La Sonate pour violon et piano n° 4 fait partie d’un ensemble de quatre sonates écrites entre 1943 et 1947. On sait qu’après bien des péripéties, dont sa fuite de Pologne pour échapper aux nazis, Weinberg s’est installé à Moscou où il vivra le reste de sa vie. La sonate qui nous occupe est dédiée à Leonid Kogan. Le piano ouvre une séquence Adagio que le violon rejoint bientôt dans un contexte à la fois tendre et vigoureux, au cours duquel les instruments entament un dialogue complémentaire qui les place sur un même niveau d’éloquence et de mystère intériorisé. Le dynamique Allegro ma non troppo qui suit précède un nouvel Adagio assez bref, qui permet aux solistes de s’épancher dans une atmosphère que l’on qualifiera de souple et lyrique, climat qui va se prolonger dans un dernier Adagio. Pour le violon, c’est l’occasion de manifester de beaux élans de poésie en cette période un peu plus apaisée dans la vie de Weinberg, qu’un autre événement tragique va venir briser quelques mois plus tard : l’assassinat en pleine rue, pour raisons politiques, de son beau-père, le comédien juif Solomon Mikhoels.

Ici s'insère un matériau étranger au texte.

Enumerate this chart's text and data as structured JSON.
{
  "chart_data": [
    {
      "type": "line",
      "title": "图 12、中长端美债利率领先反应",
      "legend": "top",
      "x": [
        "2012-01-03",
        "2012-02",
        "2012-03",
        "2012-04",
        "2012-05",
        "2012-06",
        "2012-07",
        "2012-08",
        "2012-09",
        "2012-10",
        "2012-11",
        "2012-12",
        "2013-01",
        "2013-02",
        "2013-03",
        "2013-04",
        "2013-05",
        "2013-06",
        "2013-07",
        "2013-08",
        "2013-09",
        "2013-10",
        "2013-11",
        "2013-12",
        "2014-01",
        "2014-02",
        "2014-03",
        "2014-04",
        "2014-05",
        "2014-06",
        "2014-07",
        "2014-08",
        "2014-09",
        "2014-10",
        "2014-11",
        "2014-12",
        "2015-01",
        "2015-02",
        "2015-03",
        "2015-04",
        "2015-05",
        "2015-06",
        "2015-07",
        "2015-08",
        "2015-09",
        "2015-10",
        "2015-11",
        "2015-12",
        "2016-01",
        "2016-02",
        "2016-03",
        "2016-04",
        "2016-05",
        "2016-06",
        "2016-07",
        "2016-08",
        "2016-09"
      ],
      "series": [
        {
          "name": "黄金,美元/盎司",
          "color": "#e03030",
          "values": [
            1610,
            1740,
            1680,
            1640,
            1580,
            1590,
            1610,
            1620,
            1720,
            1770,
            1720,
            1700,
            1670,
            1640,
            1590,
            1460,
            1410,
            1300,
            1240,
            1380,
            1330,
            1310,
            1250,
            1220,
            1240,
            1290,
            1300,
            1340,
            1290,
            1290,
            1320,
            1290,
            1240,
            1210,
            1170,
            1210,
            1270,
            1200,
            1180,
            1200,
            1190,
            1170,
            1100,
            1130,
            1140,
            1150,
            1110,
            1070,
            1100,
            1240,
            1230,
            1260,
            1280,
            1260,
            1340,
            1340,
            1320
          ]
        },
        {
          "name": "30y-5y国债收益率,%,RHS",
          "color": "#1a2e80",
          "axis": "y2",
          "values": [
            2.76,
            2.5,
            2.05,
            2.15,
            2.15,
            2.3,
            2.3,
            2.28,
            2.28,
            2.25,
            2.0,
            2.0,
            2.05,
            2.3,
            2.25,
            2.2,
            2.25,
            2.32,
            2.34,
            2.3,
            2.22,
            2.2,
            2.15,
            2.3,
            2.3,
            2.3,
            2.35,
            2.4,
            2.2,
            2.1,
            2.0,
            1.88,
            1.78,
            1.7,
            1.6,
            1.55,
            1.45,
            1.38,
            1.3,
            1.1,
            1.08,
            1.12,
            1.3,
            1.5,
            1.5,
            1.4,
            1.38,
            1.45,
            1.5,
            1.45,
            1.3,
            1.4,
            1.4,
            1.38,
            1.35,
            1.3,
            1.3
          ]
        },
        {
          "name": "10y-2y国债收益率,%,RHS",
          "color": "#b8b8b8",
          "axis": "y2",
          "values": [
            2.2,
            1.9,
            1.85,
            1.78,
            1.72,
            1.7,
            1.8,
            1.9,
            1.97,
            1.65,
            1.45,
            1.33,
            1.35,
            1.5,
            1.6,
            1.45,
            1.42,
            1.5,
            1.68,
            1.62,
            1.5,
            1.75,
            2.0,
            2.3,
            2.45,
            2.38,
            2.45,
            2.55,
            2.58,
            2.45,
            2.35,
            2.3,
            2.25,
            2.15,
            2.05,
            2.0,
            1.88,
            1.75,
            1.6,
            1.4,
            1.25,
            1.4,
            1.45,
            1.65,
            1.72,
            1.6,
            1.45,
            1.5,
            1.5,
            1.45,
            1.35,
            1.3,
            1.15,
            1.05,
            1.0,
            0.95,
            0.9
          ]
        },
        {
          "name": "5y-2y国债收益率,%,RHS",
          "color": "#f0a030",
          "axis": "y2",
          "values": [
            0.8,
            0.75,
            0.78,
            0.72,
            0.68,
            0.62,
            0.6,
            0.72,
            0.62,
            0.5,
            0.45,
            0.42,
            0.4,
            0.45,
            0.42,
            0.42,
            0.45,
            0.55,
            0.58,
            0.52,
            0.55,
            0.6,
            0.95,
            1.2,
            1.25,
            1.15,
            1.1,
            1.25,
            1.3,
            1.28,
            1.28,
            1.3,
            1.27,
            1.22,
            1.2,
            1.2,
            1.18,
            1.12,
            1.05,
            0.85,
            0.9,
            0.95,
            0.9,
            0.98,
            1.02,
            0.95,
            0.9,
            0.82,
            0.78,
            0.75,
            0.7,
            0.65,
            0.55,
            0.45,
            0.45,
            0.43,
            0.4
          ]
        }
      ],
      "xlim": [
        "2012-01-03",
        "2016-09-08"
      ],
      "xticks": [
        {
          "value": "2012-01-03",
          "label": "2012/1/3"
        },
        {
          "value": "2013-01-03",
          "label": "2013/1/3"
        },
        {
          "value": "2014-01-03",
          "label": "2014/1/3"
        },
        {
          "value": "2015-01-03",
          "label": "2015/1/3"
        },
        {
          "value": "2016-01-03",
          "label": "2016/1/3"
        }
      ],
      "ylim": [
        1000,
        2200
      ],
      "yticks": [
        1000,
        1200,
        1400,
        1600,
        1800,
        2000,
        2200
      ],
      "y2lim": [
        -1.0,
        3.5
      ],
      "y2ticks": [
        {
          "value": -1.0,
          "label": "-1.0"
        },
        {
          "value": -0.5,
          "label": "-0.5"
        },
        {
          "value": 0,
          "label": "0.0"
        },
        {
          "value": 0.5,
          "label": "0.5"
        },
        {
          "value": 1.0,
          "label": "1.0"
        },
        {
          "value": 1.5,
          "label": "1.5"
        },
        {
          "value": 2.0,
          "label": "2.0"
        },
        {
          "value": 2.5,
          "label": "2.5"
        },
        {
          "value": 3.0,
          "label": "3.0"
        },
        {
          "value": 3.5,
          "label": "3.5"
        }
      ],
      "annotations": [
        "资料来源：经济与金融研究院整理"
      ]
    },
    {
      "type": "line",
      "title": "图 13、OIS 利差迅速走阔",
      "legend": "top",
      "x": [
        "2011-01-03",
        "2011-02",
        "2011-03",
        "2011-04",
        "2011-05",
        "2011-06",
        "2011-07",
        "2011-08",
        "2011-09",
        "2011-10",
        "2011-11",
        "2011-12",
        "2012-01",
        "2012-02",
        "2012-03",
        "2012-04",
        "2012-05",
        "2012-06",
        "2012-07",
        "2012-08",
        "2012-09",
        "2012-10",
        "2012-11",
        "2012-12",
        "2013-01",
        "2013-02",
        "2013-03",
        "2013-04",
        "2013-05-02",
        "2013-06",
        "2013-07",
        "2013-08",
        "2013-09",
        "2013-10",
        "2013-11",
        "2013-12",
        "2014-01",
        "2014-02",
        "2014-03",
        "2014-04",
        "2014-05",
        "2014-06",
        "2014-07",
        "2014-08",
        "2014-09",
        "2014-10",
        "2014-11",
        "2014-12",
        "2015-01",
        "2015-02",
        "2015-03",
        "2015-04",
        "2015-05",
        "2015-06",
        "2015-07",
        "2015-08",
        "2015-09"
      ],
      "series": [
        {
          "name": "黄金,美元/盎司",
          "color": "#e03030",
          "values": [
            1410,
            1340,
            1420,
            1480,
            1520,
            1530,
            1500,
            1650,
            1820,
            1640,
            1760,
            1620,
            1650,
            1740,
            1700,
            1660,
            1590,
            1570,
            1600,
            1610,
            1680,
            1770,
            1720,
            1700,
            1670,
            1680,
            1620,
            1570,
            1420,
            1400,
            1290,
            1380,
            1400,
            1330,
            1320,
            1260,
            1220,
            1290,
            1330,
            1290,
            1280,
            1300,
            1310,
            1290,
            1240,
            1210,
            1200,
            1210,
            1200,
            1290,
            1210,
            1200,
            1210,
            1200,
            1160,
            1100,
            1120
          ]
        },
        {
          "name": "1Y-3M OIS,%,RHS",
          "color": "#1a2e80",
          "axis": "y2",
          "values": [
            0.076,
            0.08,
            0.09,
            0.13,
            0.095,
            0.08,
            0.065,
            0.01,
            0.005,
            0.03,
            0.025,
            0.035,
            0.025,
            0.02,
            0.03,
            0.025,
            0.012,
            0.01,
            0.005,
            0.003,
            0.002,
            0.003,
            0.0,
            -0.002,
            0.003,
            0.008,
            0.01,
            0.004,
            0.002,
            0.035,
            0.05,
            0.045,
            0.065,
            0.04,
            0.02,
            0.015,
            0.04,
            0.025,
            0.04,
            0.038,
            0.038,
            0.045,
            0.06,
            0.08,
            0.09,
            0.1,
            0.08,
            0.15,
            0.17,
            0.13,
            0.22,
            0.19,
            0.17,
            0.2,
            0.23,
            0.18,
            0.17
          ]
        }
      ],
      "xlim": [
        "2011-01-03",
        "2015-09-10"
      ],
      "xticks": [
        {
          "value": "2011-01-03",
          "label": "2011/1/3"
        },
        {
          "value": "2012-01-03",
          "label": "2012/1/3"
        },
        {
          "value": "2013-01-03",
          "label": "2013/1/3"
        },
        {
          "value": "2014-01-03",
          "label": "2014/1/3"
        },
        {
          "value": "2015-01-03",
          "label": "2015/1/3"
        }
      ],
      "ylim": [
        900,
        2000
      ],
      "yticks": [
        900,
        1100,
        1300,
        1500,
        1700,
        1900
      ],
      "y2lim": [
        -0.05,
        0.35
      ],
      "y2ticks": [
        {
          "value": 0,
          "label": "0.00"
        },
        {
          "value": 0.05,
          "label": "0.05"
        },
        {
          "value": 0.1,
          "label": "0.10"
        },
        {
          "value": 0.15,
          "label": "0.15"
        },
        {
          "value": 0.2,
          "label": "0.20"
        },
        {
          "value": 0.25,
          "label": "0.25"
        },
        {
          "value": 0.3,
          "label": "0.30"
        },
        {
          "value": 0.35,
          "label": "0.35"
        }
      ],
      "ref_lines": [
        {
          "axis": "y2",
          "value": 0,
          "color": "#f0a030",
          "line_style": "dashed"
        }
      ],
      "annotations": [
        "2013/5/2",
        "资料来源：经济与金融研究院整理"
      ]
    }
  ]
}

Le violoniste Robert Kowalski (°1985) a étudié à Gdansk, puis en Suisse et en Allemagne, auprès de personnalités comme Ana Chumachenco, Ivry Gitlis ou Ida Haendel. Riche d’un répertoire qui s’étend du baroque à la musique de notre temps, il s’est fait remarquer en 2018 avec un enregistrement chez CPO du Concerto pour violon de Richard Strauss avec l’Orchestra dellla Svizzera italiana de Lugano, dont il est concertmeister, dirigé par Markus Poschner. Sa partenaire est la pianiste Katarzyna Wasiak (°1985), qui s’est formée à Wroclaw, à Vienne avec Oleg Maisenberg, puis avec Wolfgang Watzinger, avant de rejoindre Berlin où elle a étudié avec Jacques Rouvier. Elle se produit régulièrement avec orchestre, mais aussi en musique de chambre. Avec Robert Kowalski, elle forme un duo au lyrisme très convaincant dans cette partition de Weinberg, en soulignant sa dimension émotionnelle dans le même registre qu’Agnès Pyka et Dimitri Vassilakis l’ont fait pour Arion dans un CD que nous avons évoqué il y a quelques mois dans ces colonnes. Il est difficile d’accorder une préférence à l’une ou l’autre version. Abondance de biens ne nuit pas !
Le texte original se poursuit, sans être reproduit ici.